Gold price continues to slide despite rising demand
Weakening US dollar expected to send price of precious metal higher in second half of year
The price of gold fell yesterday, the first trading day after the Lunar New Year holiday, continuing the losing streak that started at the beginning of this year.
Gold opened at HK$15,238 per tael, down 2.1 per cent from HK$15,560 on the previous trading day.
In London, spot gold traded at US$1,644.60 an ounce on Wednesday, down nearly 2 per cent this year.
Haywood Cheung Tak-hay, the president of the Chinese Gold & Silver Exchange Society, said he expected gold to trade in a narrow range between US$1,600 and US$1,700 an ounce in the first half.
But the weakening US dollar was likely to send the gold price to as high as US$1,900 an ounce in the second half, Cheung said.
"In light of the quantitative easing policies by governments across the globe, gold and other precious metals would become a more preferable asset class than currencies," he said.
The trading of yuan gold bars, launched by the exchange in October 2011, was in need of a stimulus in Hong Kong, Cheung said.

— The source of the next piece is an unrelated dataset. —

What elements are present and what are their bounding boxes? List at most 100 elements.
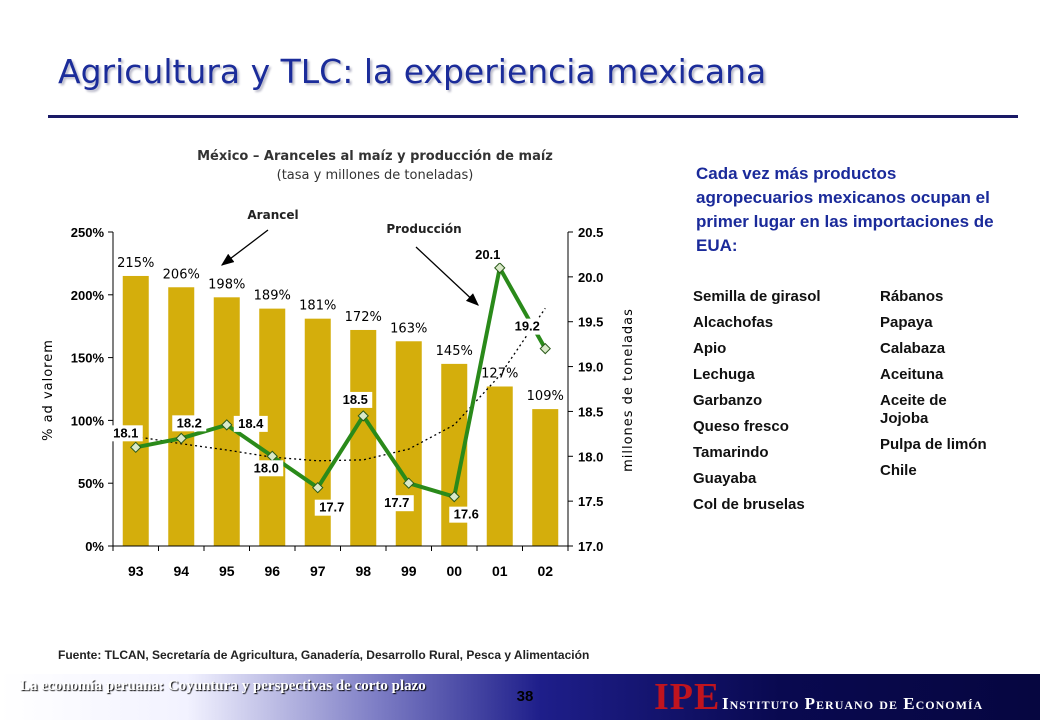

The yuan gold bar trade in the city is worth 5 billion yuan (HK$6.2 billion) to 6 billion yuan a day, dwarfed by London's trade of 60 billion yuan to 70 billion yuan.
"If Beijing could widen the daily trading band of the yuan, the trading of yuan gold bars will be stimulated," Cheung said.
Gold demand rose 3.8 per cent in the fourth quarter of last year to 1,196 tonnes - a record high for the quarter - from 1,152 tonnes a year earlier, the London-based World Gold Council said yesterday.
Demand was bolstered by Indian consumption during the quarter, which surged 41 per cent year on year and helped reduce the first drop in annual usage in three years. China, which the council said was poised to overtake India as the largest buyer of gold, saw its gold purchases fall 0.5 per cent to 776 tonnes.
The mainland saw a fall in the consumption of gold and jewellery products towards the year-end because of the anti-corruption campaign launched by Vice-President Xi Jinping, analysts said.
Analysts in general are bullish about gold prices. Schroders' commodities and currencies product manager Matthew Michael said gold might test a new record of US$2,000 an ounce this year, after hitting US$1,700 last year.
Investment, including gold bars, coins and exchange-traded products, dropped 8.3 per cent year on year to 424.7 tonnes in the three months ended December, the gold council said. Investment for the full year fell 10 per cent to 1,534.6 tonnes.